Sound and Balance: Testing the Inner Ear
If your balance is off, the culprit might be inside your ear. After all, the tiny mechanism that guides your hearing also can knock you off balance, if the liquid inside gets shaken up. Can sound waves themselves cause dizziness? This experiment will test it. You're going to observe the nystagmus -- a twitching movement in your eye, from side to side, that happens while your body is trying to recover its equilibrium.
Do something that will make your test subjects dizzy. Whatever you do, it has to be the same for each participant. You could blindfold them and spin them around, or you could have them ride a merry-go-round, or twist them around in a swing, and let the swing turn back around to its normal position. All of those will work -- just make sure you are consistent as far as method and period of time.
Right after you're done making your subject dizzy, play a sound. It could be a recording of the sea, the song "Time Warp" from The Rocky Horror Picture Show, a woman screaming, or water dripping. Record the amount of time it takes for the eyes to stop twitching. Then, put your subject back on the swing, or merry-go-round, and do it again -- with a different sound. Repeat for three or four sounds each, for three or four different subjects.
Packaging Your Experiment
Even if you've put together a great experiment with sound results, you need to make sure that it looks professional if you're going to present it in a competition. Everyone's going to have a project board with three sides, but you want to make sure that your section titles are bold and all in the same font. A clean, clear font such as Arial or even Impact (if you're using MS Word) will work. Stencil and Engraver look impressive up close but will be difficult for judges to read, even from a short distance.
Put something out in the center as a visual display. Maybe a model ear, maybe a small radio, perhaps even a sound meter. This will give your experiment visual appeal.

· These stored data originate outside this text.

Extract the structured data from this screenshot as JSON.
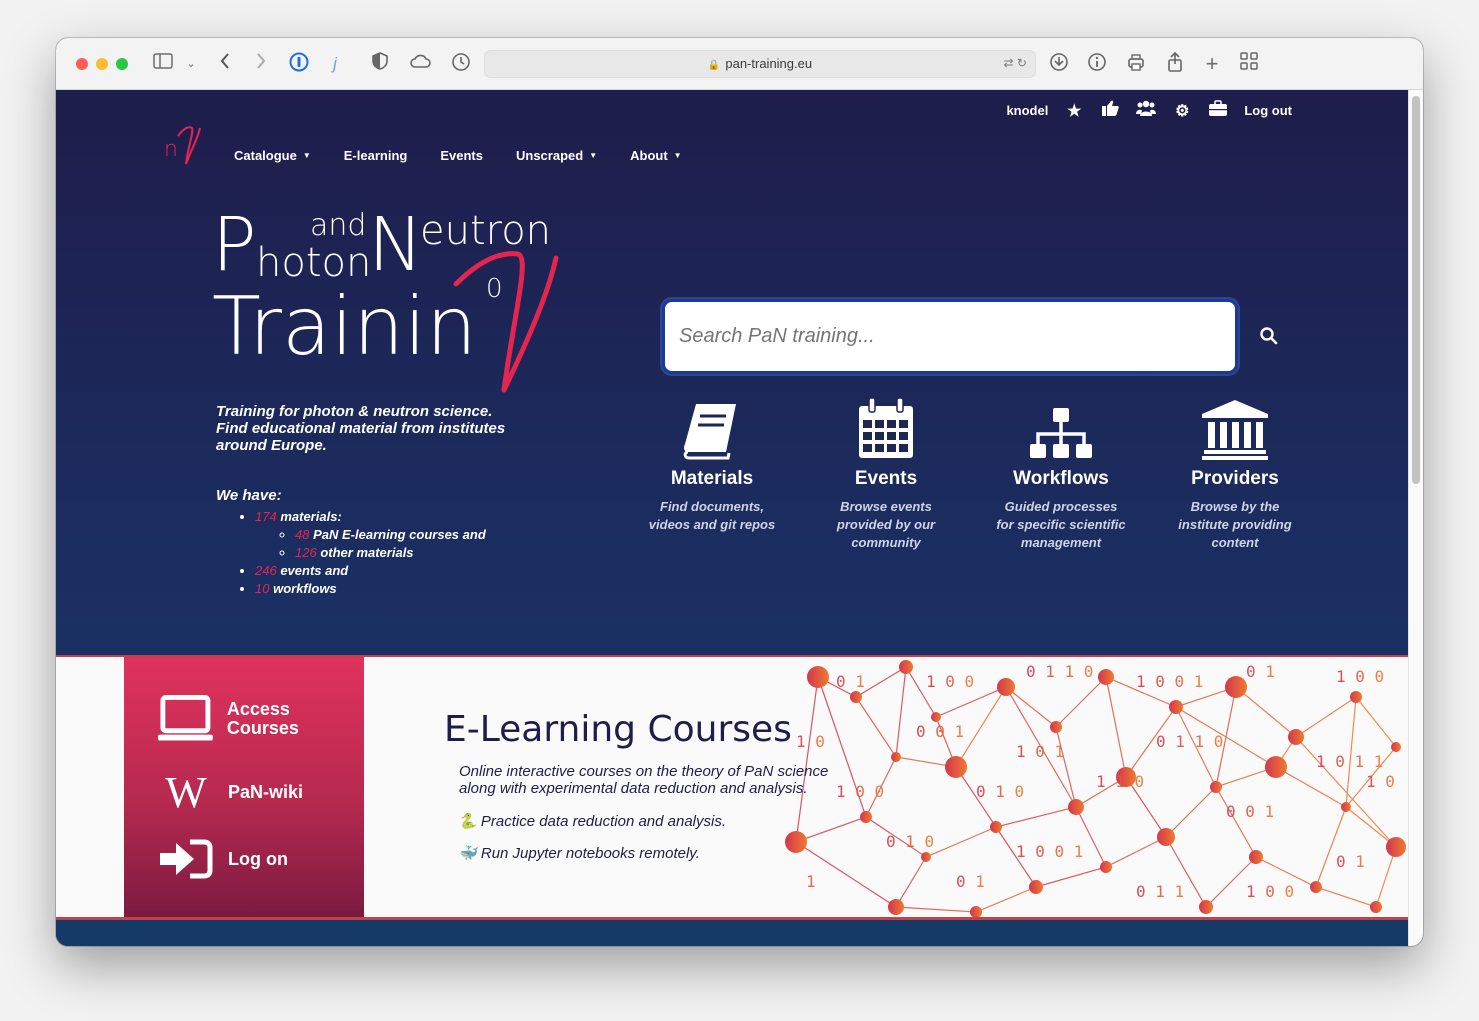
{
  "browser": {
    "url": "pan-training.eu"
  },
  "userbar": {
    "username": "knodel",
    "logout": "Log out"
  },
  "nav": {
    "catalogue": "Catalogue",
    "elearning": "E-learning",
    "events": "Events",
    "unscraped": "Unscraped",
    "about": "About"
  },
  "brand": {
    "line_and": "and",
    "line_photon": "Photon",
    "line_neutron": "Neutron",
    "line_training": "Trainin",
    "superscript": "0"
  },
  "tagline": {
    "line1": "Training for photon & neutron science.",
    "line2": "Find educational material from institutes",
    "line3": "around Europe."
  },
  "stats": {
    "heading": "We have:",
    "materials_count": "174",
    "materials_label": "materials:",
    "elearning_count": "48",
    "elearning_label": "PaN E-learning courses and",
    "other_count": "126",
    "other_label": "other materials",
    "events_count": "246",
    "events_label": "events and",
    "workflows_count": "10",
    "workflows_label": "workflows"
  },
  "search": {
    "placeholder": "Search PaN training..."
  },
  "categories": [
    {
      "label": "Materials",
      "description": "Find documents, videos and git repos",
      "icon": "book-icon"
    },
    {
      "label": "Events",
      "description": "Browse events provided by our community",
      "icon": "calendar-icon"
    },
    {
      "label": "Workflows",
      "description": "Guided processes for specific scientific management",
      "icon": "sitemap-icon"
    },
    {
      "label": "Providers",
      "description": "Browse by the institute providing content",
      "icon": "institution-icon"
    }
  ],
  "elearning": {
    "access_courses": "Access Courses",
    "panwiki": "PaN-wiki",
    "logon": "Log on",
    "title": "E-Learning Courses",
    "text_line1": "Online interactive courses on the theory of PaN science",
    "text_line2": "along with experimental data reduction and analysis.",
    "point1": "Practice data reduction and analysis.",
    "point2": "Run Jupyter notebooks remotely."
  },
  "colors": {
    "accent": "#e2264f",
    "navy": "#1e1d4b"
  }
}
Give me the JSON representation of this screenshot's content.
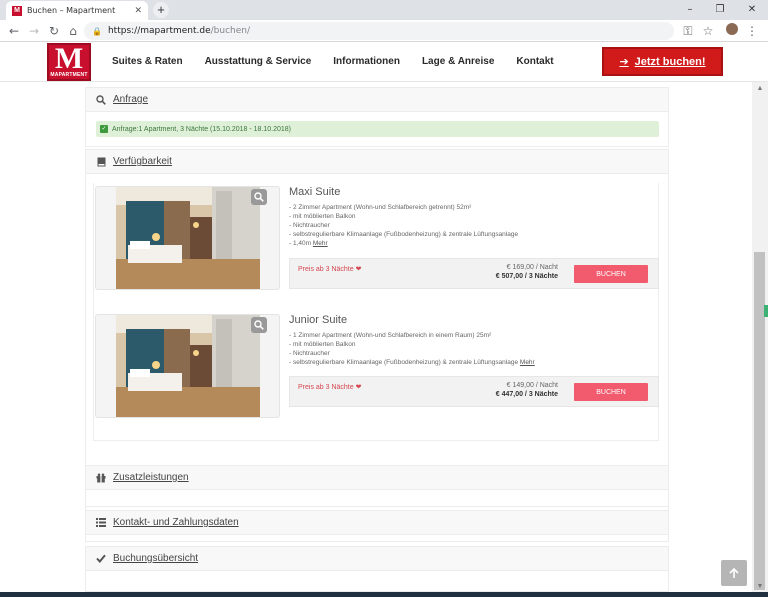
{
  "browser": {
    "tab_title": "Buchen – Mapartment",
    "tab_favicon": "M",
    "url_host": "https://mapartment.de",
    "url_path": "/buchen/"
  },
  "header": {
    "logo_letter": "M",
    "logo_wordmark": "MAPARTMENT",
    "nav": [
      "Suites & Raten",
      "Ausstattung & Service",
      "Informationen",
      "Lage & Anreise",
      "Kontakt"
    ],
    "book_now": "Jetzt buchen!"
  },
  "sections": {
    "anfrage": "Anfrage",
    "availability": "Verfügbarkeit",
    "extras": "Zusatzleistungen",
    "contact": "Kontakt- und Zahlungsdaten",
    "summary": "Buchungsübersicht"
  },
  "alert_text": "Anfrage:1 Apartment, 3 Nächte (15.10.2018 - 18.10.2018)",
  "rooms": [
    {
      "name": "Maxi Suite",
      "desc": [
        "- 2 Zimmer Apartment (Wohn-und Schlafbereich getrennt) 52m²",
        "- mit möblierten Balkon",
        "- Nichtraucher",
        "- selbstregulierbare Klimaanlage (Fußbodenheizung) & zentrale Lüftungsanlage",
        "- 1,40m"
      ],
      "more": "Mehr",
      "price_from": "Preis ab 3 Nächte",
      "per_night": "€ 169,00 / Nacht",
      "total": "€ 507,00 / 3 Nächte",
      "book": "BUCHEN"
    },
    {
      "name": "Junior Suite",
      "desc": [
        "- 1 Zimmer Apartment (Wohn-und Schlafbereich in einem Raum) 25m²",
        "- mit möblierten Balkon",
        "- Nichtraucher",
        "- selbstregulierbare Klimaanlage (Fußbodenheizung) & zentrale Lüftungsanlage"
      ],
      "more": "Mehr",
      "price_from": "Preis ab 3 Nächte",
      "per_night": "€ 149,00 / Nacht",
      "total": "€ 447,00 / 3 Nächte",
      "book": "BUCHEN"
    }
  ],
  "colors": {
    "brand_red": "#c8102e",
    "book_button": "#f25b6e",
    "success_bg": "#dff0d8"
  }
}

Most importantly, though, present your results in a compelling fashion. Your graphs should be easy to read and in bold color. Even if there is detail to read on later pages, you want the judges to see something that they can understand, and realize the significance of, in the first few seconds. They have a lot of projects to evaluate, and you don't want yours brushed aside in the first look, just because of substandard presentation.